Birmingham New Street, the city's main station, is a five-minute walk from Moor Street; Baker Street, where several London Underground lines call, is a five-minute walk from London Marylebone.

==Future==
===Battery/diesel trains===
In September 2021, Class 168/3 HybridFlex battery/diesel trains were introduced, with lower emissions. The trains operate on batteries, giving zero emissions when in stations or sensitive urban areas. However, the trains were removed from service in September 2023 as the diesel engine emitted high pollutants in stations.

===Electrification===
No section of the line is electrified but, in 2010, the then chairman of Chiltern Railways, Adrian Shooter, indicated that electrification was being considered, though not in the immediate future.
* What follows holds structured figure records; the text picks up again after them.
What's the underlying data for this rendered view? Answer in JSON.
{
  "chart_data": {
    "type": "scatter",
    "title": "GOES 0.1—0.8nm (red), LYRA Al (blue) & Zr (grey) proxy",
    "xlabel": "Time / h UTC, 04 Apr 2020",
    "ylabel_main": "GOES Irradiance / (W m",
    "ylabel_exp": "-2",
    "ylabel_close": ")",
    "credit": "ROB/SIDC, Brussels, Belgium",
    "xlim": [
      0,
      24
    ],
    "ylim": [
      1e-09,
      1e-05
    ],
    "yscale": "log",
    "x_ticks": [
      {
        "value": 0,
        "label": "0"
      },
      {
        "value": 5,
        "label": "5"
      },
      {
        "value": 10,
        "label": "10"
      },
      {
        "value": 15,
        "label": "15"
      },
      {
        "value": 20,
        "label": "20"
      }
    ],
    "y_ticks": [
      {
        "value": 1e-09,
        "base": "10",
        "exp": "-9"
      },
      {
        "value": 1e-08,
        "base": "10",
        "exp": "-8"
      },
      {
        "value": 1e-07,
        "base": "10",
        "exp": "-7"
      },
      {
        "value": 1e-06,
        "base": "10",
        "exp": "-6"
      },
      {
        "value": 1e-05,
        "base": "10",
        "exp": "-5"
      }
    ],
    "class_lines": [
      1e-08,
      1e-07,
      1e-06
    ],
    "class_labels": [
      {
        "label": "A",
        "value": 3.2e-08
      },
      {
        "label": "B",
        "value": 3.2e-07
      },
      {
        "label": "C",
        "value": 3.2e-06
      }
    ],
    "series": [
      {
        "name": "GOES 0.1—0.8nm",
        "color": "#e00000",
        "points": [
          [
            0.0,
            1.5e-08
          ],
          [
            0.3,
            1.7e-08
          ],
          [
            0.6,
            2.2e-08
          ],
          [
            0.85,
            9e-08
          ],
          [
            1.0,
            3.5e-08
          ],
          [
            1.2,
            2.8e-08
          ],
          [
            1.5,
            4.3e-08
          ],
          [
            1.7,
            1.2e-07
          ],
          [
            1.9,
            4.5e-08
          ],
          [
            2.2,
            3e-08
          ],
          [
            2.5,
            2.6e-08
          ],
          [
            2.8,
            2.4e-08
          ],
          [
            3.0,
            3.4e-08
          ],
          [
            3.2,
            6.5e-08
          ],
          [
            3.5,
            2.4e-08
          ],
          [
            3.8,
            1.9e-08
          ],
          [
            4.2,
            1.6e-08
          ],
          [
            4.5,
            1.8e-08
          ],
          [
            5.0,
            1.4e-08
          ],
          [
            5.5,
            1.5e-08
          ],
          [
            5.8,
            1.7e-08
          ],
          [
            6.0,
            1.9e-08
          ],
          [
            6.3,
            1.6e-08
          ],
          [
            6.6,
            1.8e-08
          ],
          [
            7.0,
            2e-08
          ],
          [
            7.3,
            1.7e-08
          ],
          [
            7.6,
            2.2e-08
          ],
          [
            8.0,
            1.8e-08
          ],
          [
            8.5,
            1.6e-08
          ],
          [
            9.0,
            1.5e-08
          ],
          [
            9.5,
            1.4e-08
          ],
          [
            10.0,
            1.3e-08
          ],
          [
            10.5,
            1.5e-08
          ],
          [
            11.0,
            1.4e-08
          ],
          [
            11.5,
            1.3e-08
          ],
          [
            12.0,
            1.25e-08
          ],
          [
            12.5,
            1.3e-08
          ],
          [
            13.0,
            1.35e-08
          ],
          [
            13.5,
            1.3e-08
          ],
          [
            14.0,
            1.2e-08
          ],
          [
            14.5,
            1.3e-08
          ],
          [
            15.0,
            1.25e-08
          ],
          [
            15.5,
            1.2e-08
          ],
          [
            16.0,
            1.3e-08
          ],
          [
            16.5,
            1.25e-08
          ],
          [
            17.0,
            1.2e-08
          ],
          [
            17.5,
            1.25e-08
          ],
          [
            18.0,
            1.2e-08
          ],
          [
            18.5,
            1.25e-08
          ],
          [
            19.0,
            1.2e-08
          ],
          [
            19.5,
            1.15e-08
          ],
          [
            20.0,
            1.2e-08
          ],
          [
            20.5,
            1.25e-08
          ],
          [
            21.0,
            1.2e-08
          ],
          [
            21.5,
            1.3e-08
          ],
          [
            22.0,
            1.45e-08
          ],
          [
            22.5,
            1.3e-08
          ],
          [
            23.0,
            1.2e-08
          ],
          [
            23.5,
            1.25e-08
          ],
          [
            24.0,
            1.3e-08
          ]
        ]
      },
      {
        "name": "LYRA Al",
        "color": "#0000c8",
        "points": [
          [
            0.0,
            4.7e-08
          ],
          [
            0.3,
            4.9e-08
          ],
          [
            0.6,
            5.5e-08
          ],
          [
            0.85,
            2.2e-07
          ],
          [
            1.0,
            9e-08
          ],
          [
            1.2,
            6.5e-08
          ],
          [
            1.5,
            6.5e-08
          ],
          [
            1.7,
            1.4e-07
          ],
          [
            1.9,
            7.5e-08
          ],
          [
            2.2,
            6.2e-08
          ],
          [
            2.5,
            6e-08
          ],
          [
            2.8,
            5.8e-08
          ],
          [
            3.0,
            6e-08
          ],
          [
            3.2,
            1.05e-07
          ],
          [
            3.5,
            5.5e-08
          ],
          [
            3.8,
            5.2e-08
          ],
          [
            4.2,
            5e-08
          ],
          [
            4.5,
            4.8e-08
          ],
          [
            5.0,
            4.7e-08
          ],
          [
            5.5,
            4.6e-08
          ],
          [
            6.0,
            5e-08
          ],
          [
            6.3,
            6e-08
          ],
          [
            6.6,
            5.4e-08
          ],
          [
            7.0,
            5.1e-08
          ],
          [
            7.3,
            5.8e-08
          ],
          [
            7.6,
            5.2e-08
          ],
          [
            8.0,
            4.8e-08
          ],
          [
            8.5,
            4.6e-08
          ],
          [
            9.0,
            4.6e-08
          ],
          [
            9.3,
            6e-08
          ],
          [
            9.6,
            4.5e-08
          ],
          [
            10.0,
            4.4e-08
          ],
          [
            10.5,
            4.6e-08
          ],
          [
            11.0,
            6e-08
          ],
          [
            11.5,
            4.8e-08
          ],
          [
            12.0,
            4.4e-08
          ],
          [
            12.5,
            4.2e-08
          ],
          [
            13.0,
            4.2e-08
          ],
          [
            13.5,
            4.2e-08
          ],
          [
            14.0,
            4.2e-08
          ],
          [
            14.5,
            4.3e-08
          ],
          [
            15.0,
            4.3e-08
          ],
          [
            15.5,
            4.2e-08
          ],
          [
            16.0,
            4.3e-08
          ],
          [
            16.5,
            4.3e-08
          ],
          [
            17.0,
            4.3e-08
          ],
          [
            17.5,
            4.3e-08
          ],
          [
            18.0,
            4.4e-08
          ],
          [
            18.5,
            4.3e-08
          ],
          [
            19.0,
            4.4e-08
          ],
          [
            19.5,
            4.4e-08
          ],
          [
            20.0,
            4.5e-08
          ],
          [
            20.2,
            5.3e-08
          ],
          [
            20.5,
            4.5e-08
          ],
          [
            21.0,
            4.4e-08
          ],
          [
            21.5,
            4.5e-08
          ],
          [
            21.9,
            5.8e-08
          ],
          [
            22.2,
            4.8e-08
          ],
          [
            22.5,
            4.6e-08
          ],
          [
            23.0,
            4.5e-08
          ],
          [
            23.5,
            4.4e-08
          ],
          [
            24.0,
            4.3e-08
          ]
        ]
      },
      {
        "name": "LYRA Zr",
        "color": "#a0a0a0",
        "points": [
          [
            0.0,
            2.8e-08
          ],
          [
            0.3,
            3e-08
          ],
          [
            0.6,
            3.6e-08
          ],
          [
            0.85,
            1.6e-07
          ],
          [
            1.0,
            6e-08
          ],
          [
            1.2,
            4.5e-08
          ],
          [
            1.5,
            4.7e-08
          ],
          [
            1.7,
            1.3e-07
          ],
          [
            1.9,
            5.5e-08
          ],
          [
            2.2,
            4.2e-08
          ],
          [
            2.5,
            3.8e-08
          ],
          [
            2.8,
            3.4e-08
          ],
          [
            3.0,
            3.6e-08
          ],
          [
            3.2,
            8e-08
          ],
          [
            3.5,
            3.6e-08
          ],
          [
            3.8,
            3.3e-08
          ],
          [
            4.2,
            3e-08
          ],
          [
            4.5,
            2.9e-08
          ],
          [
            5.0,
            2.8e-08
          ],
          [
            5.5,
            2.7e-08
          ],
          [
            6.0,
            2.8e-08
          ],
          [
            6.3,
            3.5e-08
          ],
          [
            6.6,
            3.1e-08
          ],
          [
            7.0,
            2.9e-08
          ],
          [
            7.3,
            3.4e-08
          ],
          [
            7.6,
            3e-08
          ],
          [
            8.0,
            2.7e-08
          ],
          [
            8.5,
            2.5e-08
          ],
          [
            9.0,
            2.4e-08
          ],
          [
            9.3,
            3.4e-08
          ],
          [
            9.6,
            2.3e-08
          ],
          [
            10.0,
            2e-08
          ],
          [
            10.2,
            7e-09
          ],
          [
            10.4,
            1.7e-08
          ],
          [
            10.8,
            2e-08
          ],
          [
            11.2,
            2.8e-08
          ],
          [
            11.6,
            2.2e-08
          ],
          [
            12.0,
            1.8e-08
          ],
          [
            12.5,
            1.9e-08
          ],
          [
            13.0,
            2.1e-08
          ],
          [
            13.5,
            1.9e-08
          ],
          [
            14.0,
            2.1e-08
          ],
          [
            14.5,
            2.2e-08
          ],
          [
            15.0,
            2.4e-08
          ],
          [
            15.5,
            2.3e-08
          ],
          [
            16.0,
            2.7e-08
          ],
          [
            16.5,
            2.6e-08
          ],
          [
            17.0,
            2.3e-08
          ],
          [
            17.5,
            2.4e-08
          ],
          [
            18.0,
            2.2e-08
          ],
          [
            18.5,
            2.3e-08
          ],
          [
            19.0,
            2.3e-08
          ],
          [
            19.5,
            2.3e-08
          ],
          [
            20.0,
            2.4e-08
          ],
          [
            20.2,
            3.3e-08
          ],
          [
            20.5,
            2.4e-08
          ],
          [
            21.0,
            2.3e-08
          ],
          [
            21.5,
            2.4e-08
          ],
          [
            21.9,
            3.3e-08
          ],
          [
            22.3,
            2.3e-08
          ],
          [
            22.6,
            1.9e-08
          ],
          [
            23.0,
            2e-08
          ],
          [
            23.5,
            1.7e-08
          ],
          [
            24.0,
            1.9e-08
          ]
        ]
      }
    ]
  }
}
He added: "We could do some very interesting things with high-acceleration electric multiple units and possibly some further infrastructure work."

===Other plans===
There are several proposals:
- The restoration of the quadruple track between South Ruislip and West Ruislip, allowing trains to call at both stations without blocking the line. Triple track currently exists at West Ruislip, with the up platform loop still in situ, and at South Ruislip, with the Down Main through line in situ. This would involve the reconstruction of the down platform at West Ruislip, the reconstruction of the up platform at South Ruislip and the demolition of West Ruislip signal box.
- Building of a new combined West Hampstead Interchange, bringing together what are currently three close by, but physically separated stations to allow easy interchange with the London Overground (Mildmay Line), London Underground (Jubilee line) and Thameslink (Thameslink line) and Chiltern Railways, with new Metropolitan line platforms possible.